Residência do aristocrata em Santa Teresa exibe coleções de arte raras

Filho do eminente engenheiro ligado ao Imperador D. Pedro II e vice-cônsul brasileiro em Paris, Raymundo de Castro Maya, e de Theodozia Ottoni, descendente de uma tradicional família de intelectuais liberais, Raymundo Ottoni de Castro Maya nasceu na Cidade Luz, em 1894. E foi em Santa Teresa, a chamada Montmartre carioca, que o também industrial, fundador de várias sociedades culturais e coordenador da urbanização da Floresta da Tijuca, faleceu, em 1968.

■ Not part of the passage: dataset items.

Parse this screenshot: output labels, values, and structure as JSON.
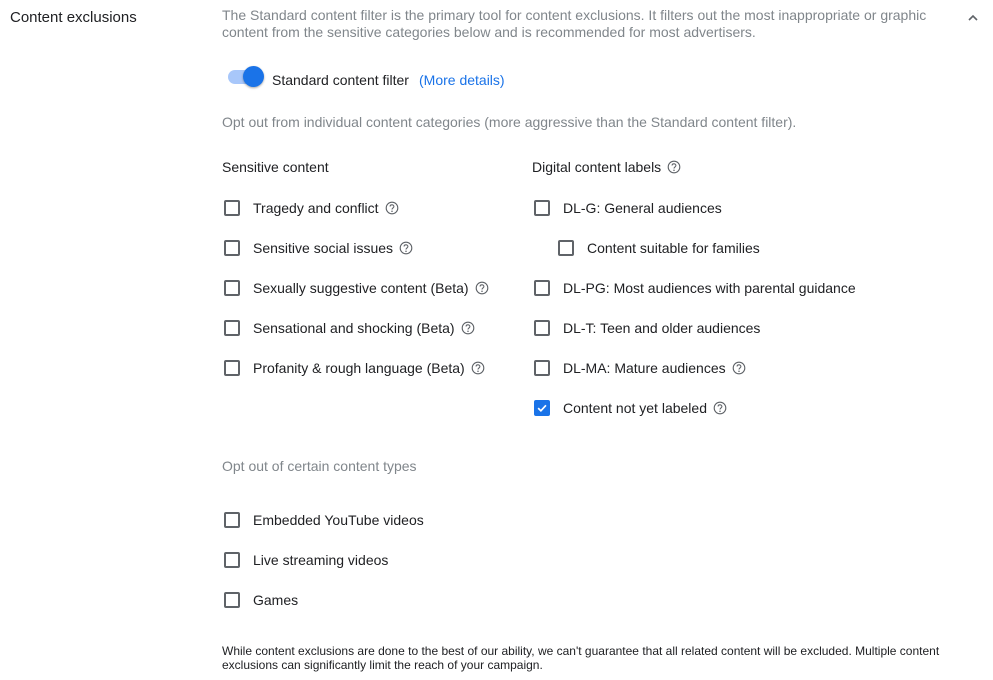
{
  "section": {
    "title": "Content exclusions"
  },
  "intro": "The Standard content filter is the primary tool for content exclusions. It filters out the most inappropriate or graphic content from the sensitive categories below and is recommended for most advertisers.",
  "standard_filter": {
    "label": "Standard content filter",
    "link": "(More details)",
    "enabled": true
  },
  "opt_out_categories": "Opt out from individual content categories (more aggressive than the Standard content filter).",
  "sensitive": {
    "heading": "Sensitive content",
    "items": [
      {
        "label": "Tragedy and conflict",
        "checked": false,
        "help": true
      },
      {
        "label": "Sensitive social issues",
        "checked": false,
        "help": true
      },
      {
        "label": "Sexually suggestive content (Beta)",
        "checked": false,
        "help": true
      },
      {
        "label": "Sensational and shocking (Beta)",
        "checked": false,
        "help": true
      },
      {
        "label": "Profanity & rough language (Beta)",
        "checked": false,
        "help": true
      }
    ]
  },
  "digital": {
    "heading": "Digital content labels",
    "items": [
      {
        "label": "DL-G: General audiences",
        "checked": false,
        "help": false
      },
      {
        "label": "Content suitable for families",
        "checked": false,
        "help": false,
        "indent": true
      },
      {
        "label": "DL-PG: Most audiences with parental guidance",
        "checked": false,
        "help": false
      },
      {
        "label": "DL-T: Teen and older audiences",
        "checked": false,
        "help": false
      },
      {
        "label": "DL-MA: Mature audiences",
        "checked": false,
        "help": true
      },
      {
        "label": "Content not yet labeled",
        "checked": true,
        "help": true
      }
    ]
  },
  "types": {
    "heading": "Opt out of certain content types",
    "items": [
      {
        "label": "Embedded YouTube videos",
        "checked": false
      },
      {
        "label": "Live streaming videos",
        "checked": false
      },
      {
        "label": "Games",
        "checked": false
      }
    ]
  },
  "footer": "While content exclusions are done to the best of our ability, we can't guarantee that all related content will be excluded. Multiple content exclusions can significantly limit the reach of your campaign.",
  "colors": {
    "accent": "#1a73e8",
    "muted_text": "#80868b",
    "toggle_track": "#a8c7fa"
  },
  "icons": {
    "help": "help-outline-icon",
    "collapse": "chevron-up-icon",
    "check": "check-icon"
  }
}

Boa parte do prodigioso legado artístico do aristocrata se concentra no Museu da Chácara do Céu, na casa onde morou em Santa, com amplos jardins e uma linda vista para a Baía de Guanabara. No hall de entrada, está a exposição permanente de arte brasileira, formada por obras dos modernistas Di Cavalcanti, Guignard, Pancetti, Portinari e Volpi, além de nomes como Antônio Bandeira, Iberê Camargo e Manabu Mabe.

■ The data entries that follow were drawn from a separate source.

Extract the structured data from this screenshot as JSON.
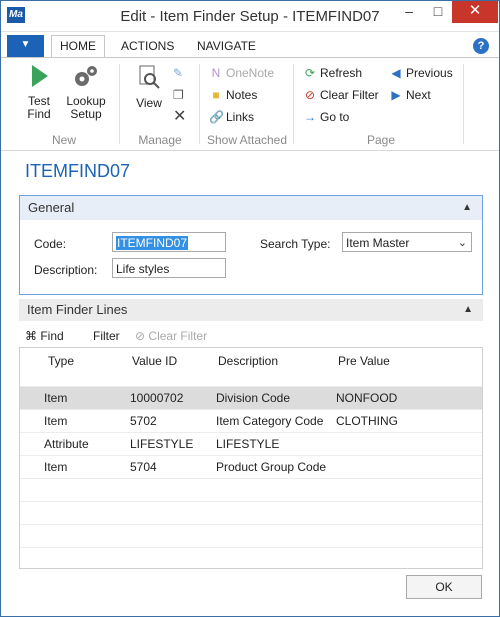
{
  "window": {
    "title": "Edit - Item Finder Setup - ITEMFIND07",
    "app_icon": "Ma",
    "minimize": "–",
    "maximize": "□",
    "close": "✕"
  },
  "ribbon": {
    "file_tab": "▼",
    "tabs": [
      "HOME",
      "ACTIONS",
      "NAVIGATE"
    ],
    "help": "?",
    "groups": {
      "new": {
        "label": "New",
        "test_find": "Test Find",
        "lookup_setup": "Lookup Setup"
      },
      "manage": {
        "label": "Manage",
        "view": "View"
      },
      "show_attached": {
        "label": "Show Attached",
        "onenote": "OneNote",
        "notes": "Notes",
        "links": "Links"
      },
      "page": {
        "label": "Page",
        "refresh": "Refresh",
        "clear_filter": "Clear Filter",
        "go_to": "Go to",
        "previous": "Previous",
        "next": "Next"
      }
    }
  },
  "page_title": "ITEMFIND07",
  "general": {
    "header": "General",
    "code_label": "Code:",
    "code_value": "ITEMFIND07",
    "description_label": "Description:",
    "description_value": "Life styles",
    "search_type_label": "Search Type:",
    "search_type_value": "Item Master"
  },
  "lines": {
    "header": "Item Finder Lines",
    "toolbar": {
      "find": "Find",
      "filter": "Filter",
      "clear_filter": "Clear Filter"
    },
    "columns": [
      "Type",
      "Value ID",
      "Description",
      "Pre Value"
    ],
    "rows": [
      {
        "type": "Item",
        "value_id": "10000702",
        "description": "Division Code",
        "pre_value": "NONFOOD"
      },
      {
        "type": "Item",
        "value_id": "5702",
        "description": "Item Category Code",
        "pre_value": "CLOTHING"
      },
      {
        "type": "Attribute",
        "value_id": "LIFESTYLE",
        "description": "LIFESTYLE",
        "pre_value": ""
      },
      {
        "type": "Item",
        "value_id": "5704",
        "description": "Product Group Code",
        "pre_value": ""
      }
    ]
  },
  "ok_button": "OK",
  "colors": {
    "accent": "#1c63b7",
    "close_red": "#c7352b",
    "selection": "#3390e3",
    "selected_row": "#dcdcdc"
  }
}
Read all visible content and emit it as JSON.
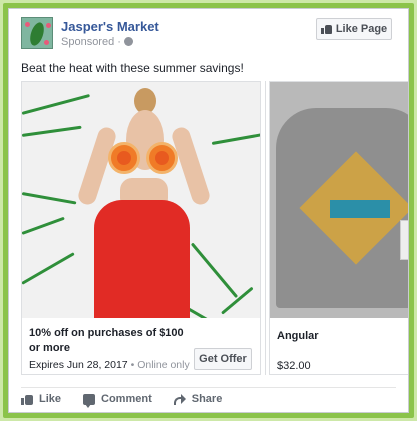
{
  "post": {
    "page_name": "Jasper's Market",
    "sponsored": "Sponsored",
    "like_page": "Like Page",
    "caption": "Beat the heat with these summer savings!"
  },
  "cards": [
    {
      "title": "10% off on purchases of $100 or more",
      "expires": "Expires Jun 28, 2017",
      "separator": "•",
      "availability": "Online only",
      "cta": "Get Offer"
    },
    {
      "title": "Angular",
      "price": "$32.00"
    }
  ],
  "actions": {
    "like": "Like",
    "comment": "Comment",
    "share": "Share"
  },
  "colors": {
    "link": "#365899",
    "frame": "#8bc34a"
  }
}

O andar de cima guarda os dois ambientes originais da antiga residência – a sala de jantar e a biblioteca. Nesta, encontram-se livros raros, que podem ser consultados mediante agendamento prévio. E, também, peças do conjunto de arte moderna europeia, iniciado em fins do século XIX, quando seu pai arrematou num leilão parisiense telas dos paisagistas Belangé, Courbet e Rousseau. A sala de jantar exibe peças de mobiliário e elementos decorativos de diferentes períodos e origens, enquanto o jardim de inverno abriga mostras temporárias.

No hall do último pavimento, destacam-se obras da coleção Brasiliana. Executadas por estrangeiros, elas abrangem cerca de 1.700 imagens, cobrindo 400 anos de história do nosso país. Vão de cartas cartográficas e telas a óleo do início do século XV; passando por publicações escritas pelos viajantes que aqui estiveram no século XIX; até uma importante série de desenhos, aquarelas, guaches e gravuras, sobressaindo-se as do francês Jean Baptiste Debret. No antigo quarto de hóspedes, figura a outra parte do conjunto de arte brasileira, incluindo uma seleção do acervo popular, construído a partir de 1950, com a aquisição de um lote de exemplares de Mestre Vitalino.

Os aposentos de vestir e dormir do patrono constituem os demais espaços de mostras temporárias, como trabalhos dos artistas do projeto “Os amigos da gravura”, criado em 2016. Desde outubro último, está em cartaz a exposição “Mundo”, dedicada ao público infanto-juvenil e que pode ser vista até 16 de março do próximo ano. O museu promove visitas guiadas e atividades educativas voltadas a escolas das redes pública e privada.

Em 2009, com apoio do BNDES, Petrobras e Fundo Nacional de Cultura, iniciou-se a construção do prédio anexo, incluindo auditório e cafeteria. As obras estão em sua última etapa e englobam a execução de um plano inclinado até o pilotis. O novo acesso permitirá a entrada de visitantes sem a necessidade de percorrer o trajeto em aclive atualmente exigido aos pedestres. Um motivo adicional para subir ao céu da arte.